Crônicas da Velha Ribeira (61)

Rua Frei Miguelinho, na ribeira (Natal)

A METRALHADORA

Durante muitos anos funcionou na rua Frei Miguelinho, quase esquina com a Tavares de Lira, a Tipografia Santo Antônio – aqui já referida – dos sócios Dinarte Bezerra de Andrade e Raimundo da Hora em cujas dependências costumava haver uma reunião vespertina e diária, juntando vários amigos, para a agradável tarefa de “jogar conversa fora”. Um deles era Rômulo Leite, figura conhecidíssima por estas bandas, dotado de um humor ferino e cheio de brincadeiras, o que contrastava com sua figura aparentemente séria. Consta que, certa vez ele entrou numa sessão de cinema no extinto Rex, na Cidade Alta, com o filme em andamento e quando acostumou a vista à meia escuridão da sala, viu que ao seu lado dormitava – de boca aberta – “seu” Marinho, velho conhecido.

Pegou-lhe a mão e pousou-a sobre sua genitália, após o que sacudiu-o para acordá-lo e foi logo dizendo: “quéisso, Marinho? Depois de velho deu p´ra essas coisas?”

“Seu” marinho disse-lhe uns desaforos e saiu bufando.

Doutra feita, numa véspera de carnaval – que outrora movimentava bastante esta Velha Ribeira – topou com um cidadão na esquina do Carneirinho de Ouro. O home tinha um nariz enorme, avermelhado e bulboso, o que era motivo de piadas que o irritavam profundamente. Estava escorado num poste, com ar meio desanimado quando Rômulo acercou-se dele e disse: “fulano, eu queria lhe fazer um pedido, mas tô meio sem jeito”. “Pode fazer” – replicou o cidadão.

“Me empreste esse nariz, p´ra eu brincar o carnaval” – soltou, já se afastando, porque sabia qual seria a reação, que se pode imaginar ter sido…

Mas, a melhor dele, conforme registra o folclore, aconteceu quando, certa tarde, ele esperava pela patota do papo na tipografia, escorado na parede da mesma. Circulava pelo bairro um cidadão que era alvo de comentários sobre a infidelidade de sua cara metade. Não se sabe se o sujeito era tido como “corno” ou se era “traído” – porque, na minha opinião, há uma diferença entre os dois: para mim, “corno” é aquele que sabe…E continua. “Traído”, é o que não sabe e cai fora ao saber – O fato é que o cabra acercou-se dele e, desabotoando a camisa para que ficasse à mostra o cabo do revólver que trazia na cintura, perguntou-lhe, de forma agressiva: “é verdade que o senhor anda espalhando pela cidade inteira que minha mulher está me traindo?”

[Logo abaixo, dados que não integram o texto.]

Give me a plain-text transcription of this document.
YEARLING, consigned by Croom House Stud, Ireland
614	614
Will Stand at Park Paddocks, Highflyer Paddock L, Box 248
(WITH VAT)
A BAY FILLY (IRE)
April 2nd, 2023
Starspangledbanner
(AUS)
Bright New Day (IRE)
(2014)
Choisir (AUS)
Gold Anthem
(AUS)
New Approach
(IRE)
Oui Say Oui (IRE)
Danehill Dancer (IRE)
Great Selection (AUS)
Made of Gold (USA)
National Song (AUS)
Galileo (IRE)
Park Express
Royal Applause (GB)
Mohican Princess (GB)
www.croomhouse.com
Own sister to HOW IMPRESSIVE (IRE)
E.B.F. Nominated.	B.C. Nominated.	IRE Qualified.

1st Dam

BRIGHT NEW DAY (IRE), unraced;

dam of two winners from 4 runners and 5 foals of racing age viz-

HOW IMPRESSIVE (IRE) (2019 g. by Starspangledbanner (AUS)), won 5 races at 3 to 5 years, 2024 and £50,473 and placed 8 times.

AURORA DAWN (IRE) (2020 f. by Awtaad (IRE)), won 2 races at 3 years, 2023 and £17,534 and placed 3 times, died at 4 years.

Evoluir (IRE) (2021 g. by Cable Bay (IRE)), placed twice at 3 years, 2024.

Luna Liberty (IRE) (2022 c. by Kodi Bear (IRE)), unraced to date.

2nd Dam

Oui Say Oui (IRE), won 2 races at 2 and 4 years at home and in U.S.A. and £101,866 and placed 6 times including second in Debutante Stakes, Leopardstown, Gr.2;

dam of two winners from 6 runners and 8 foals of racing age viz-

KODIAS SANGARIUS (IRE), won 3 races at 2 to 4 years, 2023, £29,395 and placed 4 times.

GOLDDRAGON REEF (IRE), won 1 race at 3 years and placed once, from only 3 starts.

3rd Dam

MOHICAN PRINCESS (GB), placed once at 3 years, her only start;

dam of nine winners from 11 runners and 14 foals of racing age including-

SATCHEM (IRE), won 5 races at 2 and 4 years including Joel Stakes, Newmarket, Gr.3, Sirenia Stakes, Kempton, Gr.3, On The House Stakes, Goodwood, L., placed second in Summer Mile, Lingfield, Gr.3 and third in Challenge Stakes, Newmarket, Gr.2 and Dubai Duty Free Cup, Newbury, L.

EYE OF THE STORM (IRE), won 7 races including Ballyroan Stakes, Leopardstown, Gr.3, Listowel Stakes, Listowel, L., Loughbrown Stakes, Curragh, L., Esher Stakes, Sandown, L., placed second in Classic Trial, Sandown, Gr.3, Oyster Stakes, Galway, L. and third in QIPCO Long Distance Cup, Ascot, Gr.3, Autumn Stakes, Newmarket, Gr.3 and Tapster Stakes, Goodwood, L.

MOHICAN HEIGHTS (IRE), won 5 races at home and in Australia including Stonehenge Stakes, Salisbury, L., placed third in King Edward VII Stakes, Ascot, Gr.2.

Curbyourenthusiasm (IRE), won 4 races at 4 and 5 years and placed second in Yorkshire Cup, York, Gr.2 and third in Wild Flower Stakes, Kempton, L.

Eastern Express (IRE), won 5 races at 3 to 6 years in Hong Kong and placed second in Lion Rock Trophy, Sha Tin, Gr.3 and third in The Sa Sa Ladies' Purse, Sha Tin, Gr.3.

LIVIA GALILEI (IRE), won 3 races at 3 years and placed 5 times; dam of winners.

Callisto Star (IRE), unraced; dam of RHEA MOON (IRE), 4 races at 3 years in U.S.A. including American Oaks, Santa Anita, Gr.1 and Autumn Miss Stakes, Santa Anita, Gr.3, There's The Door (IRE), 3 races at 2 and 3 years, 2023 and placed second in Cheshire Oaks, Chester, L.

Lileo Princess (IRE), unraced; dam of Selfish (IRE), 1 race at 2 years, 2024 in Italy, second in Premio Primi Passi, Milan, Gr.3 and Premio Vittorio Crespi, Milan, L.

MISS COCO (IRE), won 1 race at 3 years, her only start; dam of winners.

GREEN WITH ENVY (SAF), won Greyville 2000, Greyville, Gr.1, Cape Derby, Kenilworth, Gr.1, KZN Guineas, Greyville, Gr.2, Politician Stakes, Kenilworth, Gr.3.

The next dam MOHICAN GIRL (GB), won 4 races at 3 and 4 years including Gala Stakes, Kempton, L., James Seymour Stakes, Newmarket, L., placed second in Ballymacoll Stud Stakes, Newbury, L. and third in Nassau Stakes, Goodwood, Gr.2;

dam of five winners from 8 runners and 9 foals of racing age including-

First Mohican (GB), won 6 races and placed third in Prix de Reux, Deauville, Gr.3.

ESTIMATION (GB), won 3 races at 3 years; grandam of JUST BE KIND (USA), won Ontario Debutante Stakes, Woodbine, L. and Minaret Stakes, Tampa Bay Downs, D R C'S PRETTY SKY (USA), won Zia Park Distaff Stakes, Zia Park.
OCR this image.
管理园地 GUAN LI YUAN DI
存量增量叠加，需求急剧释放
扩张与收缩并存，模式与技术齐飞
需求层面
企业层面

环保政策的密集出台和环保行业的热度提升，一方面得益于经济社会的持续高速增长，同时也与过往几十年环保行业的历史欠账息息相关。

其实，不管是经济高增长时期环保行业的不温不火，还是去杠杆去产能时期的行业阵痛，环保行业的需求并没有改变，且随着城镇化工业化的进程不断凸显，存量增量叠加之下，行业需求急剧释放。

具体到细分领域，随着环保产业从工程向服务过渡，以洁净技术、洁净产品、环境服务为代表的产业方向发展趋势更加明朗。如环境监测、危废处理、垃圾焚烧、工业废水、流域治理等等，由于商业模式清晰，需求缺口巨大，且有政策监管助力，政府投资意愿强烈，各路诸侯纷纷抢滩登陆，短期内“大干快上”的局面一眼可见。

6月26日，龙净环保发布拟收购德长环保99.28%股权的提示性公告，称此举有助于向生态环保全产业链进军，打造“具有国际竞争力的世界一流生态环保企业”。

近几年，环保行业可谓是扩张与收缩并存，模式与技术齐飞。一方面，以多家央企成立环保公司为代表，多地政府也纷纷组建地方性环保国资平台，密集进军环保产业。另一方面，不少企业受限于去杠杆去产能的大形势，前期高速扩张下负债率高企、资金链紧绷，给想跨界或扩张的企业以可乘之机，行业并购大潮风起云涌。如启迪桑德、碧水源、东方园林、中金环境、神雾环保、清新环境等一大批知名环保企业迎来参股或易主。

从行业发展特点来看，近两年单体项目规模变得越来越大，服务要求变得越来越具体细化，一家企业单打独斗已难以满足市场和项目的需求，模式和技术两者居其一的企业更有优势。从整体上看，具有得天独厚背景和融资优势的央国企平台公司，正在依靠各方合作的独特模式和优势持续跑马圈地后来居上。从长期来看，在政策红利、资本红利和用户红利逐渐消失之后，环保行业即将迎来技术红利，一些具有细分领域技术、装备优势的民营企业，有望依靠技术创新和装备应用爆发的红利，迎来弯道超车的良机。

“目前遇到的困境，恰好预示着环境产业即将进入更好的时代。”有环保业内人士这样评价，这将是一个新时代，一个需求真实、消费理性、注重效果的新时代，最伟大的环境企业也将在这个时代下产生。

Diante de uma situação como aquela, qualquer pessoa ficaria nervosa.

Mas, Rômulo nem se alterou. Encarou o inquiridor e calmamente lhe disse que aquilo não era verdade e que ele não se prestaria a esse papel.

Mas – arriscando-se, talvez, a levar um tiro – acrescentou: “meu amigo, se você realmente pretende dar um tiro em quem anda ‘espalhando’ essa ‘notícia’, acho melhor em vez de um revolver, arranjar uma metralhadora”…

Reza a lenda que a camisa foi reabotoada.